When in Doubt, Provide Evidence

If you find it difficult to determine whether a statement is a passive statement or a claim, it is always better to provide evidence or sources to back up the statement. Citing scientific research, reputable sources, or data can help support your argument or point of view and make your content more compelling.

Here are a few strategies to identify an example of a claim in a blog statement:

  1. Look for language that indicates certainty or evidence. Claims are often supported by data, research, or other objective facts. Words like “proven,” “demonstrated,” or “evidence suggests” indicate a claim is being made.
  2. Consider the context of the statement. Is the author presenting an argument or trying to persuade the reader of something? If so, it’s likely that they are making a claim.
  3. Ask yourself whether the statement can be tested or verified. Claims can be backed up with evidence, while opinions are subjective and cannot be proven.

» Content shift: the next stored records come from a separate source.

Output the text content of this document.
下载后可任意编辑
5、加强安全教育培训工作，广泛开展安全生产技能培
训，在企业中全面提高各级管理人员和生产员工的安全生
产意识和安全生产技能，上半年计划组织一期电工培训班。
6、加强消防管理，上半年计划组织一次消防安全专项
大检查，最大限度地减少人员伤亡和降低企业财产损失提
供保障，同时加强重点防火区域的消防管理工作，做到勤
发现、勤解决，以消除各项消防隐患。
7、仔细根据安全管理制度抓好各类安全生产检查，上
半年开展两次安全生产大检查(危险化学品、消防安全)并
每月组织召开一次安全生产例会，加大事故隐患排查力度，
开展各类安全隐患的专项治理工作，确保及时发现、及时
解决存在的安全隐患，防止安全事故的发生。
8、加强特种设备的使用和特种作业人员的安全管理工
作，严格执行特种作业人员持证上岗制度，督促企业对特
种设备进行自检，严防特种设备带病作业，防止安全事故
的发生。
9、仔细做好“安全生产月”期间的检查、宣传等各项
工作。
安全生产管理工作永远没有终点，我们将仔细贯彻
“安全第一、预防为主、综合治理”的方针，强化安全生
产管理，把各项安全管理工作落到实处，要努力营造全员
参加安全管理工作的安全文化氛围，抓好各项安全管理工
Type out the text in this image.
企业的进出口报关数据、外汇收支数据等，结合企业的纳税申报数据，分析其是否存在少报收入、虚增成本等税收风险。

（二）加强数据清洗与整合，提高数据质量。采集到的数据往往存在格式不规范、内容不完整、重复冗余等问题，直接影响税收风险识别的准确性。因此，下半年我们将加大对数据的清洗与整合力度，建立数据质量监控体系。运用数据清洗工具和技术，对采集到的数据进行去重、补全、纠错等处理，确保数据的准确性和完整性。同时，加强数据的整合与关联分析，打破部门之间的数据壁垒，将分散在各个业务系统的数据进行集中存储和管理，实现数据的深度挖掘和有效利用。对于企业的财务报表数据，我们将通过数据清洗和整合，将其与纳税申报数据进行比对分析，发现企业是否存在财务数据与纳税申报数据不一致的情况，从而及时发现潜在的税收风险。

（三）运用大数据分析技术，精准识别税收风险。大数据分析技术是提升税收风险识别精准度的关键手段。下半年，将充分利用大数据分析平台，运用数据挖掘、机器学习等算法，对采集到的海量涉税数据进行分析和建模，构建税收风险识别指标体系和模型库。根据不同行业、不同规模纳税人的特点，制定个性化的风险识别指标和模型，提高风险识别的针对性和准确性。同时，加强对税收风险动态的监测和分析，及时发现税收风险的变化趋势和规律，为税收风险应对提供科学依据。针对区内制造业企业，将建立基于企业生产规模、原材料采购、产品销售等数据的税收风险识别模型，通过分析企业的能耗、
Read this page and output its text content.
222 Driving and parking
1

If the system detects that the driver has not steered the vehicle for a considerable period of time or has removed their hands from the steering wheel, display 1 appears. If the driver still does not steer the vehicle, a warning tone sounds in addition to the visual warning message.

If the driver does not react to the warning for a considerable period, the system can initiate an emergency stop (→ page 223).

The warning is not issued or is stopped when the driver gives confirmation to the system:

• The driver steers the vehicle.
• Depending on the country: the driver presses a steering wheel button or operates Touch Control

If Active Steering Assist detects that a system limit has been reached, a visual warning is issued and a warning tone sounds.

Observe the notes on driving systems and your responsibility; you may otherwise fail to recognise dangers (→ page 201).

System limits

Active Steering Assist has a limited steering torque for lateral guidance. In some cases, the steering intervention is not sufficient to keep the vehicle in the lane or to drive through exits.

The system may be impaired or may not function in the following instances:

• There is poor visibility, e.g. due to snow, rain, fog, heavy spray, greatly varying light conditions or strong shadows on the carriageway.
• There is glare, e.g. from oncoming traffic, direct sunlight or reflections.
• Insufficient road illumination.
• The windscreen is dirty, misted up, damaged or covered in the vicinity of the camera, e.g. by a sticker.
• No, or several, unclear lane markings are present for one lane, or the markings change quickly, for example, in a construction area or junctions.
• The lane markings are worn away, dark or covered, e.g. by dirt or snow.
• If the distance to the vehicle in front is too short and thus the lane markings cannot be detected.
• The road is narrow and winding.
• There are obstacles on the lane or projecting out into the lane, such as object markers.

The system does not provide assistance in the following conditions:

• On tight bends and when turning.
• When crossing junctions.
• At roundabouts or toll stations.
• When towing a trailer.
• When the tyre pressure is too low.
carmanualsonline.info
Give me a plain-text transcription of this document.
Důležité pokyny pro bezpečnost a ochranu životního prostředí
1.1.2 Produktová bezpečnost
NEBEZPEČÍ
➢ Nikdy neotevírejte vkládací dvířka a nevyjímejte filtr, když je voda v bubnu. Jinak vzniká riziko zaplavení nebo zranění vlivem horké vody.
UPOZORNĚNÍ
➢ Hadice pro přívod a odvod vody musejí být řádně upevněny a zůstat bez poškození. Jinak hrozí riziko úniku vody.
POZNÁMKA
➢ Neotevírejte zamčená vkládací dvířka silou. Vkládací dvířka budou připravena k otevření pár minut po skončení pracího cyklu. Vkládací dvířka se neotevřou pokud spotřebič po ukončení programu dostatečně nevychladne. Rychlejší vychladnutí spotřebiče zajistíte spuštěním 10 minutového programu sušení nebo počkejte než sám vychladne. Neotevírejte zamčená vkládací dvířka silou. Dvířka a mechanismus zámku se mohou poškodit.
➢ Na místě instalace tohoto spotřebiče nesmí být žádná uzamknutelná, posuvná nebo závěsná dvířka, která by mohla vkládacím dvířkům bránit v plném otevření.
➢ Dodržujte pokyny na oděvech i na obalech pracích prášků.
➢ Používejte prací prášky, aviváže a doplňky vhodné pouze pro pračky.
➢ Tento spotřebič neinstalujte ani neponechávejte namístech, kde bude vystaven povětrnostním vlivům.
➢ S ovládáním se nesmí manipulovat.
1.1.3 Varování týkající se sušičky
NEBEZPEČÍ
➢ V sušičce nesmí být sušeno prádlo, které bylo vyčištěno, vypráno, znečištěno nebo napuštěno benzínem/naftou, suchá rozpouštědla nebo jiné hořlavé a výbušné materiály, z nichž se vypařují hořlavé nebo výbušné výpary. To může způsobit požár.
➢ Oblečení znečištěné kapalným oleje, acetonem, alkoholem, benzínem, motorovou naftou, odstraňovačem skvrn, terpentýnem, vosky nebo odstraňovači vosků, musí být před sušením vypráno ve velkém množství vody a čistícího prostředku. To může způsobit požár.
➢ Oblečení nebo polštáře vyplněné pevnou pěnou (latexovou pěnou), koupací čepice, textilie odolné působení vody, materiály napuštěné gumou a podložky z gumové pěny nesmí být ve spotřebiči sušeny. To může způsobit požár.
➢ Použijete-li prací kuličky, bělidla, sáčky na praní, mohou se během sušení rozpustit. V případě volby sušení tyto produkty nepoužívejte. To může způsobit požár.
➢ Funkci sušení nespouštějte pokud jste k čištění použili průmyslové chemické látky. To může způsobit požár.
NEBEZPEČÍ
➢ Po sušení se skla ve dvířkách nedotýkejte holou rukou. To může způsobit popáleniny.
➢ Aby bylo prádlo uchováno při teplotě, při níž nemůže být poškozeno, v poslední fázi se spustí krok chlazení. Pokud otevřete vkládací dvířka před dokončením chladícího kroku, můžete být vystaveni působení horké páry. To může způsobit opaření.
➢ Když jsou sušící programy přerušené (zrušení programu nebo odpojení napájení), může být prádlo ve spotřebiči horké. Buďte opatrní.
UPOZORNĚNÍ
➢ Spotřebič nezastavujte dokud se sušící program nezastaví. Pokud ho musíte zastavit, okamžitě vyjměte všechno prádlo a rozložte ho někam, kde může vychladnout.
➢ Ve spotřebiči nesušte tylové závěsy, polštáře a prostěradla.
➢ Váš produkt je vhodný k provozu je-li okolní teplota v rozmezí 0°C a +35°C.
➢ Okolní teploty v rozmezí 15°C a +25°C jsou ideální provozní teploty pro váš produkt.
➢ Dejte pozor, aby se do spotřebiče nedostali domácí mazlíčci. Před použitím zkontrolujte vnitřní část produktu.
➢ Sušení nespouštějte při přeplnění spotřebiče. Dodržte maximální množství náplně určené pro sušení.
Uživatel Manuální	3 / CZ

For example, consider the following blog statement: “Studies show that drinking green tea can boost your metabolism.” This statement presents a claim that can be supported with evidence. The author is citing studies as evidence, and the claim – that green tea can boost metabolism – is something that can be tested.

On the other hand, a statement like “I think green tea is delicious” is an opinion, as it’s based on personal preference and cannot be proven or tested.

By using these strategies, you can more easily identify when a blog statement is an example of a claim. This will help you to evaluate the credibility of the information presented and make informed decisions based on evidence.